Judgment
Sheet
IN THE HIGH COURT OF SINDH, BENCH
AT SUKKUR
Civil Revision No. S – 16 of 1996
Date of hearing: 20-09-2021
Date of decision: 20-09-2021
Mian
Mumtaz Rabbani Advocate for the Applicant.
Mr. Sarfaraz
Akhund Advocate for private Respondents.
Mr. Mehbood
Ali Wassan, Assistant Advocate General Sindh.
.-.-.-.-.-.-.-.-.-.-.
J
U D G M E N T
Muhammad
Junaid Ghaffar, J. – Through
this Civil Revision, the Applicant has impugned judgment dated 30.01.1996 passed
by the District Judge, Ghotki in Civil Appeal No.30 of 1994, whereby the judgment
passed by the Senior Civil Judge, Ghotki in F.C. Suit No.102 of 1984 dated 25.9.1994,
through which the Suit of Respondents was decreed, has been maintained and the
Appeal has been dismissed.
2. Heard
learned Counsel for the parties and perused the record.
3. An
effort has been made by the Applicants Counsel to have the concurrent findings
of the Courts below, set-aside by placing reliance on land grant policy as
according to him the Applicant was entitled for the grant of land in question
as he resided in the same Deh; however, it appears that the learned Appellate
Court, to resolve the issue took upon itself to visit the site and made oral
spot inquiry. The relevant findings of the Appellate Court read as under;
Today at the joint
request of the contesting parties i.e. Saifal and Moula Bux I visited the site
and made oral spot enquiries about the place of residence of these parties.

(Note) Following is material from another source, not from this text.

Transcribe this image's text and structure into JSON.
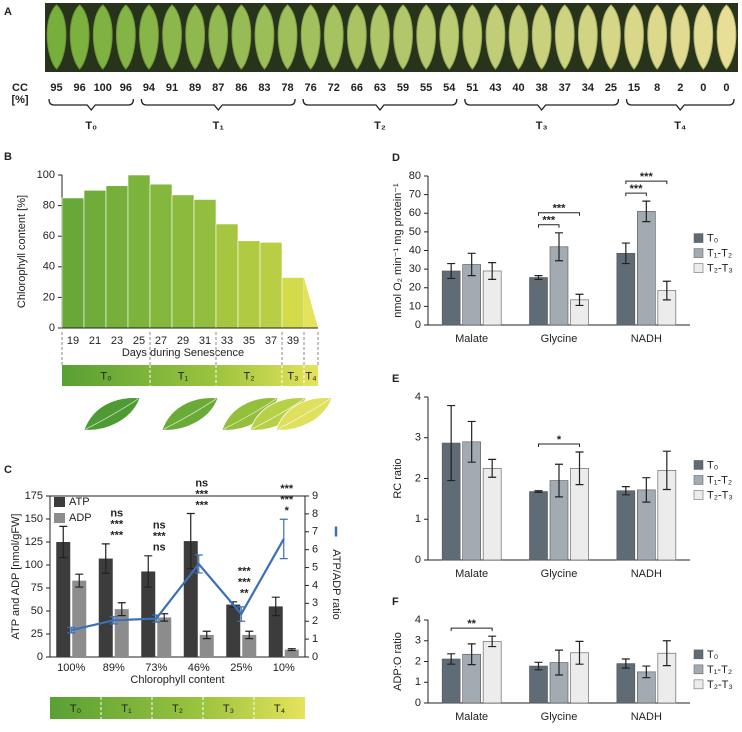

Residents of Shero Mahar and Ibrahim Mahar villages stated that Saifal resides
in village Ibrahim Mahar. His house was also shown to me by The villages
of Ibrahim Mahar
It must be
mentioned here that the perusal of the orders of learned Additional Commissioner,
Sukkur, and Member Board of Revenue show that Saifal had not claimed
himself to be resident of Shero Mahar before any of them. Before them he
was admittedly resident of village Ibrahim Mahar, but here he changed the
position by claiming to be resident of village Shero Mahar which is very near
to the disputed land. However, in the result of visit of the two villages
i.e. Shero Mahar and Ibrahim Mahar and the oral spot inquiries it became clear
that Saifal is residing in out skirts of village Ibrahim Mahar.
Admittedly village
Ibrahim Mahar is situate in Deh Ibrahim Mahar wherein the
disputed land is situate, whereas Razo Mahar the village of Moula Bux though
near to the disputed land than Ibrahim Mahar village, is situate in an other
Deh namely Qazi Badal.
The learned Member
Board of Revenue has cancelled the grant of Moula Bux on the ground that
his village Razo Mahar though nearer to the disputed land is situate in an
other Deh, therefore, Saifal being resident of same Deh has
preferential right/ claim. In my view the learned Member Board of
Revenue has ignored the order of priority in land grant policy. In that order
at b-it is a candidate residing in village near to the land in question and at
c, it is the person president of same Deh. Thus it becomes clear that
priority is to the person who resides near to the land in
question, irrespective of Deh. Obviously if one of the two candidates
resides in sam Deh, but at more distance from the other candidate who
resides in the adjoining Deh then, in view of the priority at b, the later
has the preferential claim and right. Learned Member Board of
Revenue cancelled the grant of Moula Bux after giving finding that his
village Razo Mahar is near to the disputed land as against Ibrahim Mahar
the village of appellant Saifal, which is definitely not in accordance
with the land grant policy. His order is, therefore, illegal and
has rightly been declared so by the learned trial court.
In view of his
preferential right as against Saifal cancellation of grant in favour of
Moula Bux was not warranted even if he could not establish P.K.M. right
over the land as his case falls under priority immediately after P.K.M. right.
4. After
having perused the aforesaid finding of the learned Appellate Court, the
Counsel for the Applicants was confronted as to any illegality in the same, and
he was unable to respond satisfactorily. Not only the case of the Applicant
regarding his residence and his claim has been belied in the above report of
the site inspection; but so also even otherwise, in view of the interpretation
arrived at as above, he has no case for grant of the land in question under the
policy.
5. Therefore, I do not see any misreading or non-reading of the material or evidence on record, whereas, no case of upsetting the concurrent findings of the two Courts below is made out; hence, by means of a short order in the earlier part of the day this Revision Application was dismissed, and these are the reasons thereof.